É fundamentalmente verdade que omitir exames ou procedimentos médicos inicialmente economiza dinheiro. E se esses exames e procedimentos forem, ou teriam sido, desnecessários e supérfluos, não há perda de qualidade como resultado.
Os médicos não são pagos pela eficiênciaNo entanto, surge a pergunta: como é possível que exames e procedimentos médicos desnecessários sejam realizados? Todos suspeitam: os médicos ganham dinheiro com isso. No sistema de saúde alemão, os médicos não são pagos por eficiência, nem mesmo por omitir ou economizar em exames realmente desnecessários, ou mesmo por "curar", mas sim por realizar exames e procedimentos. Enquanto isso continuar, nada mudará.
Existem médicos que realizam exames pequenos e baratos (por exemplo, consultas e exames físicos) e existem médicos que são responsáveis por exames/procedimentos grandes e caros (por exemplo, exames com dispositivos pequenos ou grandes ou intervenções cirúrgicas).
Investigações dispendiosas às vezes trazem poucos benefíciosExames e procedimentos grandes e caros, o risco de ineficácia é particularmente alto. Às vezes, eles oferecem pouco ou nenhum benefício médico, mas custam muito dinheiro ao segurado. Uma consulta e um exame físico desnecessários também custam dinheiro, mas muito menos.
Alguns médicos se especializam em exames/procedimentos pequenos e baratos, enquanto outros se especializam em exames/procedimentos grandes e caros.

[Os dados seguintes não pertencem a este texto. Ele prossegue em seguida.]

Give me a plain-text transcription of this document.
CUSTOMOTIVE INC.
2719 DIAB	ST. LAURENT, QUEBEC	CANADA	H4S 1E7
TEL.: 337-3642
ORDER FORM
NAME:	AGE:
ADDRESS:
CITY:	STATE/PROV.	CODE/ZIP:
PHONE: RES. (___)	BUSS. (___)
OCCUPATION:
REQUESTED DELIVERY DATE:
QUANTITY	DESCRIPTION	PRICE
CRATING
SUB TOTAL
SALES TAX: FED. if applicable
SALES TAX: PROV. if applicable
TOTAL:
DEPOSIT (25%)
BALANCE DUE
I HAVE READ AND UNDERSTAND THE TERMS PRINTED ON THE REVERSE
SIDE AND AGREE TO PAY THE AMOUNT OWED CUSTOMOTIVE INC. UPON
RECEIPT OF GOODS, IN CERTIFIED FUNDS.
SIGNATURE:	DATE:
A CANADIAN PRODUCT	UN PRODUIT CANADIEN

É aqui que entra o sistema de atenção primária: os pacientes são incentivados a consultar (primeiramente) médicos especializados em exames pequenos e baratos. Aparentemente, os defensores do sistema de atenção primária consideram isso potencialmente mais eficiente do que consultar diretamente médicos que não estão familiarizados com exames pequenos e baratos, mas apenas com os grandes e caros.
Realmente não importa o que os pacientes querem?Os antigos médicos (os chamados médicos de família) devem decidir, no sistema de atenção primária, se o paciente "pode" consultar outros médicos. Eles devem emitir encaminhamentos, por assim dizer. Após um exame (pequeno e barato), eles devem decidir livremente se o paciente está autorizado a consultar outro médico. Não deveria importar o que o paciente deseja – ou deveria?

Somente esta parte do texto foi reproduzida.